Weeping Robbins at the Rocky Cola

The man in the booth across from me let his son order a vanilla sundae for lunch. Wow. My guess is the kid’s taking the afternoon off from school to make a doctor’s appointment. A special get-away day with Dad. It’s one of those days he’ll remember as “neat” for the next few months, then it’ll slip back into the anonymous white spaces of his memory until he recalls it suddenly during a quiet moment with his first serious girlfriend in college, not the one he meets in the dorms. She’s the only one in his life who will ever know how special this day is to him.

The couple behind me was fighting a minute ago. I couldn’t hear about what because their tones were private. They’re silent now, though, but only because their food came. Maybe they were grouchy from hunger. Either way, I don’t like the tone she was taking with him. Like a mother scolding the dog when her son’s not around.
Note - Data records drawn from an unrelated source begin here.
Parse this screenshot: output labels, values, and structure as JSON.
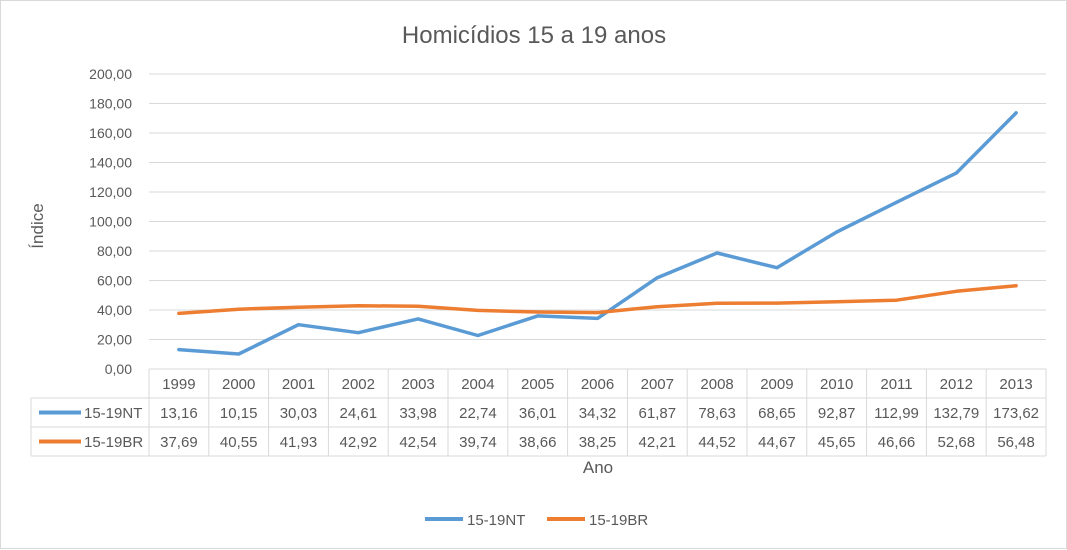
{
  "chart_data": {
    "type": "line",
    "title": "Homicídios 15 a 19 anos",
    "xlabel": "Ano",
    "ylabel": "Índice",
    "ylim": [
      0,
      200
    ],
    "y_ticks": [
      "0,00",
      "20,00",
      "40,00",
      "60,00",
      "80,00",
      "100,00",
      "120,00",
      "140,00",
      "160,00",
      "180,00",
      "200,00"
    ],
    "grid": true,
    "legend_position": "bottom",
    "data_table": true,
    "categories": [
      "1999",
      "2000",
      "2001",
      "2002",
      "2003",
      "2004",
      "2005",
      "2006",
      "2007",
      "2008",
      "2009",
      "2010",
      "2011",
      "2012",
      "2013"
    ],
    "series": [
      {
        "name": "15-19NT",
        "color": "#5b9bd5",
        "values": [
          13.16,
          10.15,
          30.03,
          24.61,
          33.98,
          22.74,
          36.01,
          34.32,
          61.87,
          78.63,
          68.65,
          92.87,
          112.99,
          132.79,
          173.62
        ],
        "labels": [
          "13,16",
          "10,15",
          "30,03",
          "24,61",
          "33,98",
          "22,74",
          "36,01",
          "34,32",
          "61,87",
          "78,63",
          "68,65",
          "92,87",
          "112,99",
          "132,79",
          "173,62"
        ]
      },
      {
        "name": "15-19BR",
        "color": "#ed7d31",
        "values": [
          37.69,
          40.55,
          41.93,
          42.92,
          42.54,
          39.74,
          38.66,
          38.25,
          42.21,
          44.52,
          44.67,
          45.65,
          46.66,
          52.68,
          56.48
        ],
        "labels": [
          "37,69",
          "40,55",
          "41,93",
          "42,92",
          "42,54",
          "39,74",
          "38,66",
          "38,25",
          "42,21",
          "44,52",
          "44,67",
          "45,65",
          "46,66",
          "52,68",
          "56,48"
        ]
      }
    ]
  }
}
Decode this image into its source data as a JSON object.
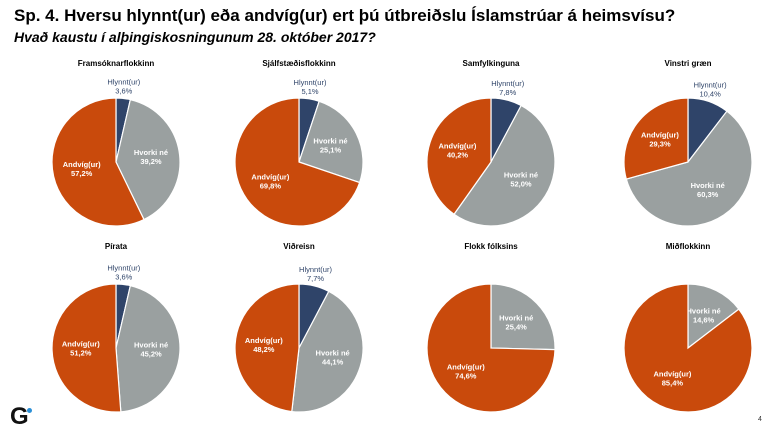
{
  "header": {
    "title": "Sp. 4. Hversu hlynnt(ur) eða andvíg(ur) ert þú útbreiðslu Íslamstrúar á heimsvísu?",
    "subtitle": "Hvað kaustu í alþingiskosningunum 28. október 2017?"
  },
  "colors": {
    "hlynnt": "#2f4469",
    "hvorki": "#9aa0a0",
    "andvig": "#c94a0c"
  },
  "footer": {
    "logo": "G",
    "page_number": "4"
  },
  "chart_data": [
    {
      "type": "pie",
      "title": "Framsóknarflokkinn",
      "slices": [
        {
          "label": "Hlynnt(ur)",
          "value_text": "3,6%",
          "value": 3.6,
          "color_key": "hlynnt"
        },
        {
          "label": "Hvorki né",
          "value_text": "39,2%",
          "value": 39.2,
          "color_key": "hvorki"
        },
        {
          "label": "Andvíg(ur)",
          "value_text": "57,2%",
          "value": 57.2,
          "color_key": "andvig"
        }
      ]
    },
    {
      "type": "pie",
      "title": "Sjálfstæðisflokkinn",
      "slices": [
        {
          "label": "Hlynnt(ur)",
          "value_text": "5,1%",
          "value": 5.1,
          "color_key": "hlynnt"
        },
        {
          "label": "Hvorki né",
          "value_text": "25,1%",
          "value": 25.1,
          "color_key": "hvorki"
        },
        {
          "label": "Andvíg(ur)",
          "value_text": "69,8%",
          "value": 69.8,
          "color_key": "andvig"
        }
      ]
    },
    {
      "type": "pie",
      "title": "Samfylkinguna",
      "slices": [
        {
          "label": "Hlynnt(ur)",
          "value_text": "7,8%",
          "value": 7.8,
          "color_key": "hlynnt"
        },
        {
          "label": "Hvorki né",
          "value_text": "52,0%",
          "value": 52.0,
          "color_key": "hvorki"
        },
        {
          "label": "Andvíg(ur)",
          "value_text": "40,2%",
          "value": 40.2,
          "color_key": "andvig"
        }
      ]
    },
    {
      "type": "pie",
      "title": "Vinstri græn",
      "slices": [
        {
          "label": "Hlynnt(ur)",
          "value_text": "10,4%",
          "value": 10.4,
          "color_key": "hlynnt"
        },
        {
          "label": "Hvorki né",
          "value_text": "60,3%",
          "value": 60.3,
          "color_key": "hvorki"
        },
        {
          "label": "Andvíg(ur)",
          "value_text": "29,3%",
          "value": 29.3,
          "color_key": "andvig"
        }
      ]
    },
    {
      "type": "pie",
      "title": "Pírata",
      "slices": [
        {
          "label": "Hlynnt(ur)",
          "value_text": "3,6%",
          "value": 3.6,
          "color_key": "hlynnt"
        },
        {
          "label": "Hvorki né",
          "value_text": "45,2%",
          "value": 45.2,
          "color_key": "hvorki"
        },
        {
          "label": "Andvíg(ur)",
          "value_text": "51,2%",
          "value": 51.2,
          "color_key": "andvig"
        }
      ]
    },
    {
      "type": "pie",
      "title": "Viðreisn",
      "slices": [
        {
          "label": "Hlynnt(ur)",
          "value_text": "7,7%",
          "value": 7.7,
          "color_key": "hlynnt"
        },
        {
          "label": "Hvorki né",
          "value_text": "44,1%",
          "value": 44.1,
          "color_key": "hvorki"
        },
        {
          "label": "Andvíg(ur)",
          "value_text": "48,2%",
          "value": 48.2,
          "color_key": "andvig"
        }
      ]
    },
    {
      "type": "pie",
      "title": "Flokk fólksins",
      "slices": [
        {
          "label": "Hvorki né",
          "value_text": "25,4%",
          "value": 25.4,
          "color_key": "hvorki"
        },
        {
          "label": "Andvíg(ur)",
          "value_text": "74,6%",
          "value": 74.6,
          "color_key": "andvig"
        }
      ]
    },
    {
      "type": "pie",
      "title": "Miðflokkinn",
      "slices": [
        {
          "label": "Hvorki né",
          "value_text": "14,6%",
          "value": 14.6,
          "color_key": "hvorki"
        },
        {
          "label": "Andvíg(ur)",
          "value_text": "85,4%",
          "value": 85.4,
          "color_key": "andvig"
        }
      ]
    }
  ]
}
TVs hang from the ceiling all over the place, as if anticipating whatever food we order or company we keep won’t be nearly entertainment enough. One blares Oprah masturbating over some actor whose name I can’t remember at the moment. Another is a finance show that preaches the incredible benefits of investing in the food industry. Considering there are only six patrons currently sitting in here, I fear the program will never be aware of its own irony.

There’s an old woman on the other side of the restaurant by the window. She’s alone, eating something on rye. Her jewelry dangles from her ears and her wrist as if to distract from her nearly translucent skin. She reminds me of my grandmother, except it was my grandfather who ate alone toward the end of their lives. I remember during one Christmas dinner we all wore paper crowns, and he leaned over and kissed her on the lips, almost missing because they were both old and shaky. It continues to be the single most romantic thing I’ve ever seen. She got Alzheimer’s shortly afterwards and disappeared. They ended up having to move her away to an assisted living home specifically for Alzheimer’s patients. He missed her after that. He died of his own will under hospice care, essentially assisted suicide. And although she was losing her mind, on that day my grandfather died she swore she got “the strongest feeling of Daddy.” Of course, she didn’t know that he died. Even after my mother told her.

The couple behind me is fighting again. I guess they’re done eating.

The waitress is pretty. I’ve checked her out more than once. I’d love to ascribe all these qualities to her that would match mine or, better yet, benefit from mine. But I don’t know her, nor will I ever. She flirted with me a little. But she’s wearing an engagement ring. Flirting comes with the job description. I’m not special.